Every day Poets & Writers Magazine scans the headlines—publishing reports, literary dispatches, academic announcements, and more—for all the news that creative writers need to know. Here are today’s stories.
Hachette Book Group announced on Friday that it no longer plans to publish Woody Allen’s autobiography, Apropos of Nothing. The acquisition, which was first announced on Monday, March 2, has been met with sharp criticism from across the industry, with many acknowledging that Dylan Farrow, Allen’s adopted daughter, has long alleged Allen abused her as a child. In the days before Hachette dropped the contract and returned all rights to Allen, Ronan Farrow, who published Catch and Kill: Lies, Spies, and a Conspiracy to Protect Predators with Little, Brown last year, said he would cut ties with the company to express solidarity with his sister. Hachette employees in both New York City and Boston also staged walkouts to protest the acquisition. (New York Times)
“Our denial is so thick about the world we’ve actually made, and we’re pointing at it like someone else did it.” Lidia Yuknavitch urges setting aside fear, looking closely at reality, and committing to “de-hierarchizing existence.” (Lambda Literary)
Zoë Ruiz talks to Viet Thanh Nguyen and his six-year-old son, Ellison Nguyen, about working together to write Chicken of the Sea. She also catches up with the illustrators, Thi Bui and her teenage son, Hien Bui-Stafford, about bringing the narrative to life in color. (Millions)
“People are complicated, people are conflicted all the time about stuff they say and do and feel.

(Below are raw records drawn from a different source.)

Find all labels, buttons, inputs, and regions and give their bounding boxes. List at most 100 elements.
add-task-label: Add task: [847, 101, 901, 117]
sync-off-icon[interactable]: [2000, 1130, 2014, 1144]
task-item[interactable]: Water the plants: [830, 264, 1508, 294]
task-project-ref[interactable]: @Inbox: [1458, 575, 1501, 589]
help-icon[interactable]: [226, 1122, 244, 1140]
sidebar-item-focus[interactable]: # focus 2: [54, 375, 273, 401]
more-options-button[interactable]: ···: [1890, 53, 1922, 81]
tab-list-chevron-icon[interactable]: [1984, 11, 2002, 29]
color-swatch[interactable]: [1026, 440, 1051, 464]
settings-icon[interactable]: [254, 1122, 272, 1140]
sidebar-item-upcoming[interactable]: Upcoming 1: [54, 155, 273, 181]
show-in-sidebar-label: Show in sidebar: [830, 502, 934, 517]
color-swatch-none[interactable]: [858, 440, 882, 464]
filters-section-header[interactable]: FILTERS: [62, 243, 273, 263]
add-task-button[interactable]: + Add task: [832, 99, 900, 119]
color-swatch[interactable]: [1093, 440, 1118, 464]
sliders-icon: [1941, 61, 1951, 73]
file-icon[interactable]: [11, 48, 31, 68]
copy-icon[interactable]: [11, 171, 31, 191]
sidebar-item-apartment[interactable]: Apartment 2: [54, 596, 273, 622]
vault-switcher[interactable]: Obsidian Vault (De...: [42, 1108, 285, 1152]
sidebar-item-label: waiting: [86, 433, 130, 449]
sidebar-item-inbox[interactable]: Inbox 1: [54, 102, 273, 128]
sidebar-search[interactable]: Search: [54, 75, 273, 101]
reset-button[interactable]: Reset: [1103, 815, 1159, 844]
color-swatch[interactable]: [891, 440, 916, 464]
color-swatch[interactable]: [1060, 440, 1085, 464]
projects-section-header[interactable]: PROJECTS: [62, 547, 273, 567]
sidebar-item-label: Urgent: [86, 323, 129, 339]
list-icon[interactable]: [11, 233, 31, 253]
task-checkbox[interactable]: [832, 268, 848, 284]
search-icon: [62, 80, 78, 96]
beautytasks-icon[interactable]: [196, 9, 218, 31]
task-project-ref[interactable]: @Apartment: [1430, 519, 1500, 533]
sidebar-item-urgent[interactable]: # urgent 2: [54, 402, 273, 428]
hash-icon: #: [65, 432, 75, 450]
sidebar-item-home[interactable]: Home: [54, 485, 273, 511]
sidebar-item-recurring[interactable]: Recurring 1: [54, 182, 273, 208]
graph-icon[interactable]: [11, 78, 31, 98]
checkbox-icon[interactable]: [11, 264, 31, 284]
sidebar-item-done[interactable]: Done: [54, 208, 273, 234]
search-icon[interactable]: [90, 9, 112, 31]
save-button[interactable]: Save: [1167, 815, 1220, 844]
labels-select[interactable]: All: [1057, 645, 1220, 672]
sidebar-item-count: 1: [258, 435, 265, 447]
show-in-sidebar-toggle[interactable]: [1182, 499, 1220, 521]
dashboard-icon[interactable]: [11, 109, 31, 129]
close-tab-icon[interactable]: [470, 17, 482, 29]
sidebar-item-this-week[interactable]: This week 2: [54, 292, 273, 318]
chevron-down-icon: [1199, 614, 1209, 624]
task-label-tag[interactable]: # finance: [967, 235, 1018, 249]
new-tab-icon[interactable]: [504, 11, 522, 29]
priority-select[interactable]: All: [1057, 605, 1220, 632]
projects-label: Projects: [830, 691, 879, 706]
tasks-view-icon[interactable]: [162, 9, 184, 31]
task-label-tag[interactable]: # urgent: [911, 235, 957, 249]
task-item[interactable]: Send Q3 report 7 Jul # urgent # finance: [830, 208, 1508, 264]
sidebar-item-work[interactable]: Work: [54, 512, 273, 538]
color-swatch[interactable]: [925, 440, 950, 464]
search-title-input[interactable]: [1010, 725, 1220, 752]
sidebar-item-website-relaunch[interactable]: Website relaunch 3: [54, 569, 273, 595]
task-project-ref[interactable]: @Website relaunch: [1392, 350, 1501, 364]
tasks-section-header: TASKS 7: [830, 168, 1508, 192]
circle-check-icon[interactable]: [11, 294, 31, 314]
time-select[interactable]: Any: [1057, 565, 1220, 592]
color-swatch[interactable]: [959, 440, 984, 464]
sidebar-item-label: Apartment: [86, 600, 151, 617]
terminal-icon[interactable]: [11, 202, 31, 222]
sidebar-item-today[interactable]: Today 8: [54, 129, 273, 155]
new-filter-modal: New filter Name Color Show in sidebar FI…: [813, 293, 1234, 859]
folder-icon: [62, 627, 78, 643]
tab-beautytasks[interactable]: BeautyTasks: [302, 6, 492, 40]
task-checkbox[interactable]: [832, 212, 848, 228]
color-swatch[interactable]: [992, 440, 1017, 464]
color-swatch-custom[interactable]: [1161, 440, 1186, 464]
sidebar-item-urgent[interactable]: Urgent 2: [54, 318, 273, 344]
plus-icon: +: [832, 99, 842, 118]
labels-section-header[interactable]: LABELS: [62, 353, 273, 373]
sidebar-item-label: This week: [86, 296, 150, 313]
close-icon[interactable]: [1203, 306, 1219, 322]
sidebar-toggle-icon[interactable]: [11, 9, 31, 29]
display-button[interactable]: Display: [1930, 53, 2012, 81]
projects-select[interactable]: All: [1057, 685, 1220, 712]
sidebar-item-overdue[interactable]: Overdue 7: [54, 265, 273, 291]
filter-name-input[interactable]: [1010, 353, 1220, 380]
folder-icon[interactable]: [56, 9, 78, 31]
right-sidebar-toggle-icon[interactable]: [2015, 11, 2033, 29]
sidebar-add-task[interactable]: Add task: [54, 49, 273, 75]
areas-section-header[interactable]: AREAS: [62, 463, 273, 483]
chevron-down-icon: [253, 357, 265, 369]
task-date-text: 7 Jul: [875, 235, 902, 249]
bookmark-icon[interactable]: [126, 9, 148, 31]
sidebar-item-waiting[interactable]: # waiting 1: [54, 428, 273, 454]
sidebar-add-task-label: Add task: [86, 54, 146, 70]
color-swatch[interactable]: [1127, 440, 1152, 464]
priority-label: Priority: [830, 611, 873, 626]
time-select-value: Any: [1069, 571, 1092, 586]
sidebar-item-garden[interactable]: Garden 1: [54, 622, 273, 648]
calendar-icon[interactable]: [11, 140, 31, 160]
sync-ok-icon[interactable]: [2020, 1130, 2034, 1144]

I want to see more of that on the page, especially when it comes to Black characters.” Brandon Taylor talks to the Guardian about his debut novel, Real Life, and attempting to capture the “fully human” in his art.
Kristin Iversen celebrates influential women in publishing from “behind-the-scenes publicity powerhouses to the biggest authors to prominent critics to podcast hosts to, you know, supermodels.” (Refinery29)
Matthew Klam discusses writing “Adina, Astrid, Chipewee, Jasmine,” a story about a couple’s experience with premature childbirth. (New Yorker)
Clarissa Goenawan, the author of The Perfect World of Miwako Sumida, recommends contemporary novels by Japanese women writers. (Electric Literature)
The Cut profiles the Assouline family, the “librarians of luxury” who publish art books in partnership with the world’s most elite corporations.